BARTOLOMÉ MASÓ, Granma.— La frase surcó el auditorio sin provocar murmullos. Quizá fue enunciada tan rápido que pocos captaron su esencia: «Hay que reunirse cuantas veces sea necesario, cuando surja cualquier problema... para debatirlo».

Al escucharla me vino a la memoria un viejo cuento relativo al fuego en una casa: ante las llamas alguien propuso una asamblea con el objetivo de «analizar los procedimientos y mecanismos» para apagarlas.

Y así, mientras el debate iba y venía con sus correspondientes «acuerdos elevados a instancias superiores», la construcción se hizo cenizas.

Tal vez el joven que defendió aquella idea en la asamblea de balance de la UJC en Bartolomé Masó no estaba llamando al «reunionismo» desmedido, ese bichito que tantos fuegos de otro tipo ha dejado de apagar en la sociedad.

A lo mejor procuraba decir que los problemas no deben ocultarse —o ventilarse entre chismes de pasillo, como también sucede.

El punto discutible de su disertación estaba, sin duda, en creer a ultranza que «reunirse cuantas veces sea necesario» implica obligatoriamente la solución de lo humano y lo divino.

Si he convertido sus palabras en el centro de estas notas es porque él no parece ser el único que filosofa así. Incontables personas, al ver la mancha en el horizonte, actúan con: «Esto hay que llevarlo a una reunión» o «Lo voy a plantear en la próxima reunión».

¿Y cuántas veces dejamos que el que anda por caminos quebrados «explote» para después «hacerlo piezas» en la reunión? ¿Es obligatorio reunirse para sacar el sofá roto que estorba en medio del camino?

Con frecuencia no hace falta la solemnidad entre paredes para desbaratar una roca, una valla, un viejo monte de espinas.

No ha de esperarse siempre a la congregación para criticar al zángano que come toda la miel de la colmena o para machacarle al moroso que su lentitud atasca al pelotón en la carrera.

Por otra parte, el «vamos a reunirnos» ahora y ahorita por esto y por aquello crea cierto pavor entre la gente, y eso funciona como veneno contra las soluciones.

El propio muchacho reconocía estas ideas de soslayo cuando apuntaba que, pese a su filosofía, en su organización de base «todavía tenemos dificultades con el funcionamiento».

Otra pregunta sería prudente en esta cuerda ¿El fin de la reunión es el debate teórico o la resolución práctica de las dificultades?
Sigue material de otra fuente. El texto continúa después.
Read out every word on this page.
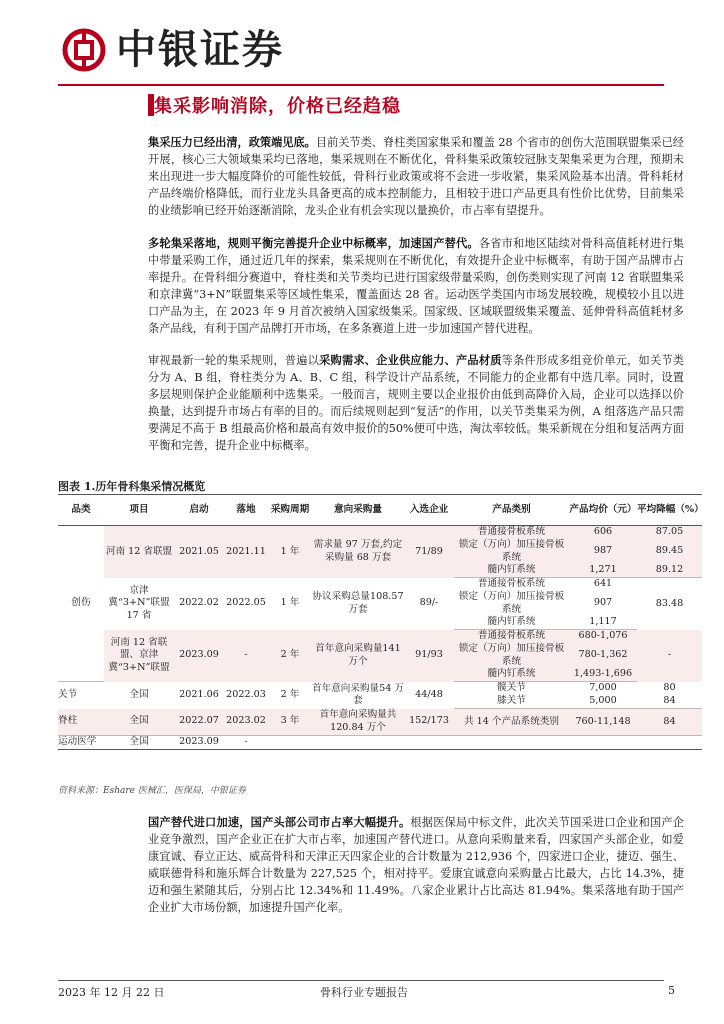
中银证券
集采影响消除，价格已经趋稳

集采压力已经出清，政策端见底。目前关节类、脊柱类国家集采和覆盖 28 个省市的创伤大范围联盟集采已经开展，核心三大领域集采均已落地，集采规则在不断优化，骨科集采政策较冠脉支架集采更为合理，预期未来出现进一步大幅度降价的可能性较低，骨科行业政策或将不会进一步收紧，集采风险基本出清。骨科耗材产品终端价格降低，而行业龙头具备更高的成本控制能力，且相较于进口产品更具有性价比优势，目前集采的业绩影响已经开始逐渐消除，龙头企业有机会实现以量换价，市占率有望提升。

多轮集采落地，规则平衡完善提升企业中标概率，加速国产替代。各省市和地区陆续对骨科高值耗材进行集中带量采购工作，通过近几年的探索，集采规则在不断优化，有效提升企业中标概率，有助于国产品牌市占率提升。在骨科细分赛道中，脊柱类和关节类均已进行国家级带量采购，创伤类则实现了河南 12 省联盟集采和京津冀“3+N”联盟集采等区域性集采，覆盖面达 28 省。运动医学类国内市场发展较晚，规模较小且以进口产品为主，在 2023 年 9 月首次被纳入国家级集采。国家级、区域联盟级集采覆盖、延伸骨科高值耗材多条产品线，有利于国产品牌打开市场，在多条赛道上进一步加速国产替代进程。

审视最新一轮的集采规则，普遍以采购需求、企业供应能力、产品材质等条件形成多组竞价单元，如关节类分为 A、B 组，脊柱类分为 A、B、C 组，科学设计产品系统，不同能力的企业都有中选几率。同时，设置多层规则保护企业能顺利中选集采。一般而言，规则主要以企业报价由低到高降价入局，企业可以选择以价换量，达到提升市场占有率的目的。而后续规则起到“复活”的作用，以关节类集采为例，A 组落选产品只需要满足不高于 B 组最高价格和最高有效申报价的50%便可中选，淘汰率较低。集采新规在分组和复活两方面平衡和完善，提升企业中标概率。

图表 1.历年骨科集采情况概览

品类	项目	启动	落地	采购周期	意向采购量	入选企业	产品类别	产品均价（元）	平均降幅（%）
创伤	河南 12 省联盟	2021.05	2021.11	1 年	需求量 97 万套,约定采购量 68 万套	71/89	普通接骨板系统	606	87.05
							锁定（万向）加压接骨板系统	987	89.45
							髓内钉系统	1,271	89.12
	京津冀“3+N”联盟 17 省	2022.02	2022.05	1 年	协议采购总量108.57 万套	89/-	普通接骨板系统	641	83.48
							锁定（万向）加压接骨板系统	907	
							髓内钉系统	1,117	
	河南 12 省联盟、京津冀“3+N”联盟	2023.09	-	2 年	首年意向采购量141 万个	91/93	普通接骨板系统	680-1,076	-
							锁定（万向）加压接骨板系统	780-1,362	
							髓内钉系统	1,493-1,696	
关节	全国	2021.06	2022.03	2 年	首年意向采购量54 万套	44/48	髋关节	7,000	80
							膝关节	5,000	84
脊柱	全国	2022.07	2023.02	3 年	首年意向采购量共 120.84 万个	152/173	共 14 个产品系统类别	760-11,148	84
运动医学	全国	2023.09	-						

资料来源：Eshare 医械汇，医保局，中银证券

国产替代进口加速，国产头部公司市占率大幅提升。根据医保局中标文件，此次关节国采进口企业和国产企业竞争激烈，国产企业正在扩大市占率，加速国产替代进口。从意向采购量来看，四家国产头部企业，如爱康宜诚、春立正达、威高骨科和天津正天四家企业的合计数量为 212,936 个，四家进口企业，捷迈、强生、威联德骨科和施乐辉合计数量为 227,525 个，相对持平。爱康宜诚意向采购量占比最大，占比 14.3%，捷迈和强生紧随其后，分别占比 12.34%和 11.49%。八家企业累计占比高达 81.94%。集采落地有助于国产企业扩大市场份额，加速提升国产化率。

2023 年 12 月 22 日	骨科行业专题报告	5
Quizá ambas cosas. Pero la segunda tiene que ser imprescindible, la otra parece secundaria.

Precisamente en esta asamblea una joven, Maidolis Rodríguez, citaba a priori, casi sin querer, el «trabajo hombre a hombre», un concepto que en numerosas ocasiones se evapora en la monotonía cotidiana.

¿Cómo enfocamos ese trabajo?, se cuestionaba ella. Luego se respondía que «no se puede tener miedo a hablar con los individuos diferenciadamente».

Mientras Maritza Figueredo, segunda secretaria de la Juventud en Granma, agregaba un punto de vista relacionado con el precedente: la formación ideológica —de los jóvenes o de los viejos— depende de las motivaciones que sepamos despertar.

Si esos preceptos se tuvieran en cuenta cada día, de seguro serían menos las «reuniones imprescindibles» (casi siempre largas), que no apagan ningún fuego ni aportan entusiasmo al corazón.